In a preferred embodiment, as shown in FIGS. 1-3, the arm members 12 and 14 are designed and assembled so that an expansion of the actuating member 16 will impart a compressive force between the opposing jaw portions 18 of the arms. Specifically, the arm members 12 and 14 shown in FIGS. 1-3 have jaw portions 18 and lever extensions 20 positioned side-by-side with respect to the pivotal axis 24 so that they will be disposed on the same longitudinal half of the staple 10 when assembled. Alternatively, the arm members 12 and 14 may be designed to cross over each other at the pivotal axis 24 in a scissors-type fashion. In this embodiment, a contraction of the actuating member 16 will be necessary to impart a compressive force between the opposing jaw portions 18 of the arms 12 and 14.

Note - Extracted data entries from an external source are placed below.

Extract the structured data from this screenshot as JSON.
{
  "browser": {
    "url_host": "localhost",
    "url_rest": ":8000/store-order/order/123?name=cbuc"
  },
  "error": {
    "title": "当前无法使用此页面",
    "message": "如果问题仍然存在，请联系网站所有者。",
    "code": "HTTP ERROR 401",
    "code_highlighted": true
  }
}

In the preferred embodiment, as shown in FIG. 1, the actuating component 16 takes the form of a single block of a biocompatible shape memory alloy disposed between the opposite surfaces of the arm lever extensions 20. More specifically, the actuating component 16 is preferably in the form of a cylindrical accordion 42 having a plurality of longitudinal slots 44 formed therein to facilitate expansion and contraction of the block. However, the actuating component may take any number of other alternative shapes or geometries, such as rectangular shapes or dumbbell shapes with spherical ends. Moreover, the actuating component 16 may take the form of two or more separate blocks 46, as shown in FIG. 4. For example, a block 46 of a preselected size shape memory alloy can be secured to the interior surface of the first arm extension 20 and another block is secured to the interior surface of the second arm extension. Each block 46 may include a protrusion 48 which is retained within the groove 28 of the lever extension 20.
Preferable biocompatible shape memory alloys include alloys of nickel titanium or NITINOL (an acronym for NIckel TItanium Naval Ordnance Laboratory, which is a tradename for a family of intermetallic materials containing a nearly equal mixture of nickel (55 wt. %) and titanium). Other elements can be added to adjust or “tune” the material properties. These alloys exhibit a first lateral dimension 50, as shown in FIG. 4, at a temperature below 98.6 degrees Fahrenheit (the normal human body temperature). However, upon implanting the staple 10 into a human body, the increase in temperature causes the lateral dimension 50 of the alloy block 42 or blocks 46 to increase to a second lateral dimension 50′. As the actuating component 16 thus expands, pressure is exerted on the interior surfaces of the arm extensions 20 causing the extensions to move further apart from each other. Due to the pivoting arrangement of the arms 12 and 14 about the pin 32, the expansion of the actuating component 16 results in a compressive force being applied between the opposing inner jaw surfaces 26 of the staple 10. This compressive force, in conjunction with the serrated geometry of the jaw surfaces, is used to anchor the staple 10 to an anatomical structure. If it is ever desired to remove the staple 10, the staple can be cooled, wherein the shape memory alloy actuating component 16 will return to its first contracted dimension thereby relieving the compressive force applied across the inner jaw surfaces.
Although the preferred embodiments of the present invention have been described with reference to the accompanying drawings, it is to be understood that the invention is not limited to those precise embodiments, and that other changes and modifications may be made by one skilled in the art without departing from the scope or spirit of the invention.